I’ve posted a lot of ads for job openings over the years. I used to describe the skills we were looking for along with a basic description of the role. I found that this type of job posting is boring and doesn’t attract the best candidates.

What Employers Want

After seeing a seminar by Barry Deutsch, author of You’re Not the Person I Hired, I changed our strategy to describe the first year “success factors” of the job. We would list all of the accomplishments the candidate would accomplish.  This attracted many more resumes because it gave the listings more life and excitement.  It showed each candidate exactly what they would do to be successful at the job.

The increased number of resumes made it more time consuming to sort through the candidates who were suitable for interviews. In the ads, we always ask for resumes and sample work.  Yet so few of the submissions we get contain samples let alone the types that we want to see.
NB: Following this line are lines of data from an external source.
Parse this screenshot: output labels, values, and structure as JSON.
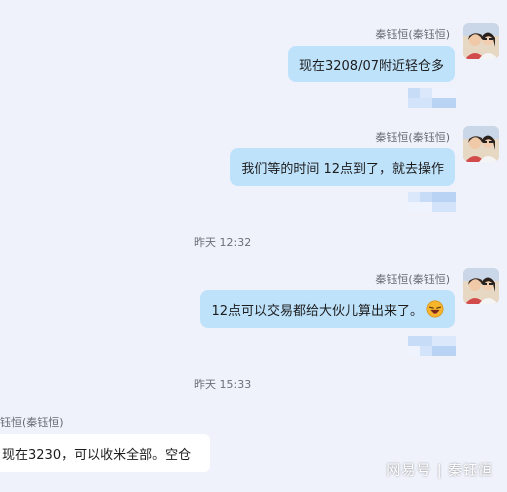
{
  "messages": [
    {
      "sender": "秦钰恒(秦钰恒)",
      "text": "现在3208/07附近轻仓多"
    },
    {
      "sender": "秦钰恒(秦钰恒)",
      "text": "我们等的时间 12点到了，就去操作"
    },
    {
      "sender": "秦钰恒(秦钰恒)",
      "text": "12点可以交易都给大伙儿算出来了。"
    },
    {
      "sender": "秦钰恒(秦钰恒)",
      "text": "现在3230，可以收米全部。空仓"
    }
  ],
  "timestamps": [
    "昨天 12:32",
    "昨天 15:33"
  ],
  "watermark": "网易号 | 秦钰恒",
  "icons": {
    "avatar": "user-avatar-icon",
    "emoji": "laughing-emoji-icon"
  },
  "colors": {
    "background": "#f0f2fb",
    "outgoing_bubble": "#bfe2fb",
    "incoming_bubble": "#ffffff"
  }
}
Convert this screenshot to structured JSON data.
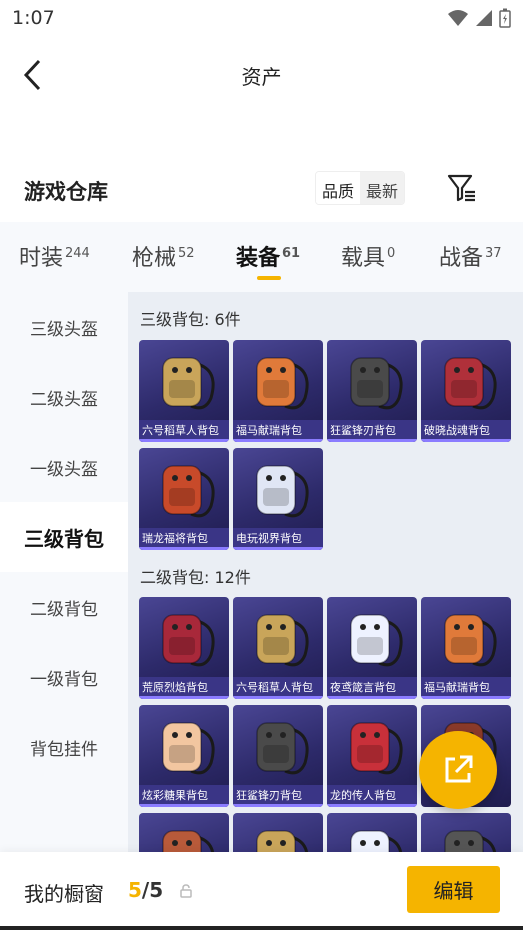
{
  "status_bar": {
    "time": "1:07"
  },
  "header": {
    "title": "资产"
  },
  "warehouse": {
    "title": "游戏仓库",
    "sort_options": [
      "品质",
      "最新"
    ]
  },
  "tabs": [
    {
      "label": "时装",
      "count": "244"
    },
    {
      "label": "枪械",
      "count": "52"
    },
    {
      "label": "装备",
      "count": "61",
      "active": true
    },
    {
      "label": "载具",
      "count": "0"
    },
    {
      "label": "战备",
      "count": "37"
    }
  ],
  "sidebar": [
    {
      "label": "三级头盔"
    },
    {
      "label": "二级头盔"
    },
    {
      "label": "一级头盔"
    },
    {
      "label": "三级背包",
      "active": true
    },
    {
      "label": "二级背包"
    },
    {
      "label": "一级背包"
    },
    {
      "label": "背包挂件"
    }
  ],
  "sections": [
    {
      "label": "三级背包: 6件",
      "items": [
        {
          "name": "六号稻草人背包",
          "icon": "scarecrow-backpack-icon",
          "color": "#c9a55a"
        },
        {
          "name": "福马献瑞背包",
          "icon": "horse-backpack-icon",
          "color": "#e07a3a"
        },
        {
          "name": "狂鲨锋刃背包",
          "icon": "shark-backpack-icon",
          "color": "#4a4a4a"
        },
        {
          "name": "破晓战魂背包",
          "icon": "warrior-backpack-icon",
          "color": "#b0303a"
        },
        {
          "name": "瑞龙福将背包",
          "icon": "dragon-backpack-icon",
          "color": "#c84a2a"
        },
        {
          "name": "电玩视界背包",
          "icon": "gamer-backpack-icon",
          "color": "#e0e6f5"
        }
      ]
    },
    {
      "label": "二级背包: 12件",
      "items": [
        {
          "name": "荒原烈焰背包",
          "icon": "flame-backpack-icon",
          "color": "#a8283a"
        },
        {
          "name": "六号稻草人背包",
          "icon": "scarecrow-backpack-icon",
          "color": "#c9a55a"
        },
        {
          "name": "夜鸢箴言背包",
          "icon": "kite-backpack-icon",
          "color": "#eef2ff"
        },
        {
          "name": "福马献瑞背包",
          "icon": "horse-backpack-icon",
          "color": "#e07a3a"
        },
        {
          "name": "炫彩糖果背包",
          "icon": "candy-backpack-icon",
          "color": "#f2c6a0"
        },
        {
          "name": "狂鲨锋刃背包",
          "icon": "shark-backpack-icon",
          "color": "#4a4a4a"
        },
        {
          "name": "龙的传人背包",
          "icon": "dragon-heir-backpack-icon",
          "color": "#c8303a"
        },
        {
          "name": "",
          "icon": "backpack-icon",
          "color": "#8a3a2a"
        },
        {
          "name": "",
          "icon": "backpack-icon",
          "color": "#b85a3a"
        },
        {
          "name": "",
          "icon": "backpack-icon",
          "color": "#c9a55a"
        },
        {
          "name": "",
          "icon": "backpack-icon",
          "color": "#eef2ff"
        },
        {
          "name": "",
          "icon": "backpack-icon",
          "color": "#555555"
        }
      ]
    }
  ],
  "showcase": {
    "label": "我的橱窗",
    "current": "5",
    "total": "/5",
    "edit_label": "编辑"
  },
  "colors": {
    "accent": "#f5b400",
    "card_bg": "#3a3586"
  }
}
So, we decided to make that request more clear in the job description. We created a section in bold that stood out:  How to Get This Job.  In that section, we put only two bullet points so it was crystal clear what we wanted to see: 1) your resume, 2) writing or design samples, depending on the type of job.

What Employers Get

We just posted an ad yesterday for an editorial position. Here’s what we received:

  • Job Title:  Part-time Editor (description included a clear request to send resume and writing samples of technical articles)
  • Number of responses received within 24 hours:  16
  • Number of responses containing a resume: 14
  • Number of responses containing a resume with any professional writing experience: 10
  • Number of responses containing writing samples: 5
  • Number of responses containing writing samples of technical articles (i.e., what we requested): 2

With the economy in such bad shape and millions of Americans looking for jobs, I was not surprised to see several resumes that did not have relevant experience. That was okay. What confused me was that most did not submit a writing sample for an editorial/writing position – even when the job posting made a big deal out of it. In several cases, there was no cover letter, just an email with attachments containing only a resume.

What You Can Do to Get Hired

Boost your chances by making tweaks to your resume to match the job description more closely. Sending your cookie-cutter template rarely works. Put yourself in the employer’s shoes: they are getting many resumes to sift through. If yours doesn’t match what they need, they’ll toss it quickly.

If you are given a questionnaire to rate yourself on various skills, be careful about rating yourself the best at everything.  Our questionnaire says “5 = you’re an expert in the field and could write a book on the topic”.  We ask candidates to score themselves on a variety of areas. Those who rate themselves 5 on everything are discarded pretty quickly.  Such ratings wreak of arrogance – nobody is an expert at everything.

And if you are asked to provide samples of your prior work, I can say without hesitation that the simple act of sending exactly what they requested will put your resume to the top of the pile – fast!